研究課題/領域番号 |
18K00450
|
研究機関 | 大阪教育大学 |
研究代表者 |
亀井 一 大阪教育大学, 教育学部, 教授 (00242793)
|
研究期間 (年度) |
2018-04-01 – 2023-03-31
|
キーワード | アテネウム / 断章 / 一般学芸新聞 / 知識の体系 / 初期ロマン派 / 啓蒙主義 / ジャン・パウル / ノヴァーリス |
研究実績の概要 |
当初計画では、2021年度(研究第4年度)には、『朝刊新聞』の調査が当てられていた。しかし、コロナ・ウィルス感染拡大の影響で、マールバハのコッタ・アルヒーフ調査を断念せざるを得なかったこともあり、結局、第3年度の初期ロマン派研究をさらに進めるとともに、第5年度予定のジャン・パウルの文学テクストと同時代批評の関係を調査することになった。 初期ロマン派は、文学史的には、ヴァイマールの古典主義者と対比して、イエナで活躍した一世代若い詩人、批評家とされている。しかし、新聞・雑誌という観点に立つと、初期ロマン派とは『アテネウム』誌(1798 - 1800)周辺の若き知識人たちであり、同じイエナを中心とする『一般学芸新聞』の対抗勢力ということになる。『一般学芸新聞』は人文科学、自然科学の全分野を対象に書評を手がけている。後年、J・S・エルシュは、1785年から1800年までの書評を分類・整理して、『一般文献一覧』(『一般学芸新聞』編集部で発行)にまとめているが、このような体系化は、「一般」を謳う書評誌の目指すところでもあった。対して、『アテネウム』には「断章」が寄稿された。しかし、これらの「断章」が、エルシュの網羅的な知識の分類・整理とは違った方法で、知の体系化を目指していたことは、ノヴァーリスの『一般草稿』によく表れている。以上のような仮説に基づいて、『一般草稿』、さらに、ノヴァーリスの数学研究を調査した。 ジャン・パウルの同時代批評は、ジャン・パウル年鑑13号(1978)、16号(1981)、18号(1983)、23号(1988)、24号(1989)、40号(2005)に収録されている。
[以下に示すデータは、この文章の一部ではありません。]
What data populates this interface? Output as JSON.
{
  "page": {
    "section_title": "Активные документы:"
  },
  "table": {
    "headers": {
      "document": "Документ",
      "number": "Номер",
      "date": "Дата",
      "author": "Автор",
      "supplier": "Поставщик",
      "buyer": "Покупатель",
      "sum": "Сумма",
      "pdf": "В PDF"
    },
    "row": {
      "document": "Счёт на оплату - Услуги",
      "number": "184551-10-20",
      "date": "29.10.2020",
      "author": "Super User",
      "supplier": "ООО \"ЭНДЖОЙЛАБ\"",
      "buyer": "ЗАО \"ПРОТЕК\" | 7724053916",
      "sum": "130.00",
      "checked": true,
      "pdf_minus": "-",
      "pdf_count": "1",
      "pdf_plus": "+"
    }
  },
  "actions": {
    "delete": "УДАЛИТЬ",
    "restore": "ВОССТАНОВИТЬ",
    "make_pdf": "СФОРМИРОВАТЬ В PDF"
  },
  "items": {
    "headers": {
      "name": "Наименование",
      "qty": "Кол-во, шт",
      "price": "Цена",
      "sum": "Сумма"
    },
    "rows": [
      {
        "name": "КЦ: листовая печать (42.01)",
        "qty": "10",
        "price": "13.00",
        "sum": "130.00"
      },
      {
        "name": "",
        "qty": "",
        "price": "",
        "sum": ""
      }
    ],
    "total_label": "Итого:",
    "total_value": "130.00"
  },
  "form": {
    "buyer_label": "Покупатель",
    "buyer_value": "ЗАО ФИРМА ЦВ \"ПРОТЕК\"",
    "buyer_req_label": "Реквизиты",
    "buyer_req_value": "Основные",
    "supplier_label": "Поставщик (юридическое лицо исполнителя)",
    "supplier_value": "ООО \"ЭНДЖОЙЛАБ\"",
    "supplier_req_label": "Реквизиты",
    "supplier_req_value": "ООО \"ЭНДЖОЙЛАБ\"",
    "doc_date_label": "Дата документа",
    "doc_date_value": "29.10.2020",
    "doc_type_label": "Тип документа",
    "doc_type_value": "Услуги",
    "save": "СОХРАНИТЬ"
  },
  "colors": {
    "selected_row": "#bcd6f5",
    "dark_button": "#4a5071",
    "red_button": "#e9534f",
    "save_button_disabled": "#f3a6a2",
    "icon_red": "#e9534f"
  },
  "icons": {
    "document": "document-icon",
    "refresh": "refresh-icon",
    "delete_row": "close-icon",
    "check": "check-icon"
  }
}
ラファーター=メンデルスゾーン論争、汎神論論争の分析では、時系列に沿って論点を整理したが、本研究でも同じ手法を採用することにした。
|
現在までの達成度 (区分) |
現在までの達成度 (区分)
4: 遅れている
理由
『朝刊新聞』調査を先送りすることになったが、研究自体は進んでいる。しかしまた、全体として、コロナ対応に手を取られ、十分な研究時間をとることができなかったことも否めない。研究最終年度に向けて、研究成果発表の準備ができていない。
|
今後の研究の推進方策 |
今年度は研究期間最終年度にあたるので、これまでの研究の総まとめとなる。 まず前年度に取り組んだ『一般学芸新聞』と『アテネウム』の調査、さらに、ノヴァーリスの数学研究についての考察を、研究発表、あるいは、論文として公表する。ノヴァーリスの数学研究の重要性については、すでにケーテ・ハンブルガーが1929年の論考で指摘している。カントが、数学をアプリオリな総合判断として純粋理性判断のモデルにしているように、ノヴァーリスの数学研究は彼の魔術的観念論の基礎となっているというのである。近年では、フランチスカ・ボムスキーが、ノヴァーリスの文学と思索における数学をテーマに研究書を出している。本研究では、これらの先行研究を参照しつつ、断片と総合の関係を焦点にして、このテーマに取り組むことになる。 研究期間第4年度では、同時代批評においてジャン・パウルのテクストがどのように評価されてきたのかを調査してきたが、今年度はそれに併行して、ジャン・パウルのテクストにおいて同時代批評がどのような役割を果たしたのかを調査する。従来のジャン・パウル研究では、特に晩年の作品について「自己パロディ」がテーマになっていた。同時代批評が鏡のような役割を果たしているとすれば、隣接するテーマと考えることができる。 当初計画の4年度に予定されていた『朝刊新聞』研究は未着手の状態であるが、『朝刊新聞』の発刊が、時期的にジャン・パウル晩年の創作期と重なっていることもあり、同時代批評の調査につなげて、なんらかの研究成果を残すことを目指したい。
|
次年度使用額が生じた理由 |
ドイツ・マールバハ図書館での調査が実現できなかったため。なお、繰越金額は前年度に比べて減っている。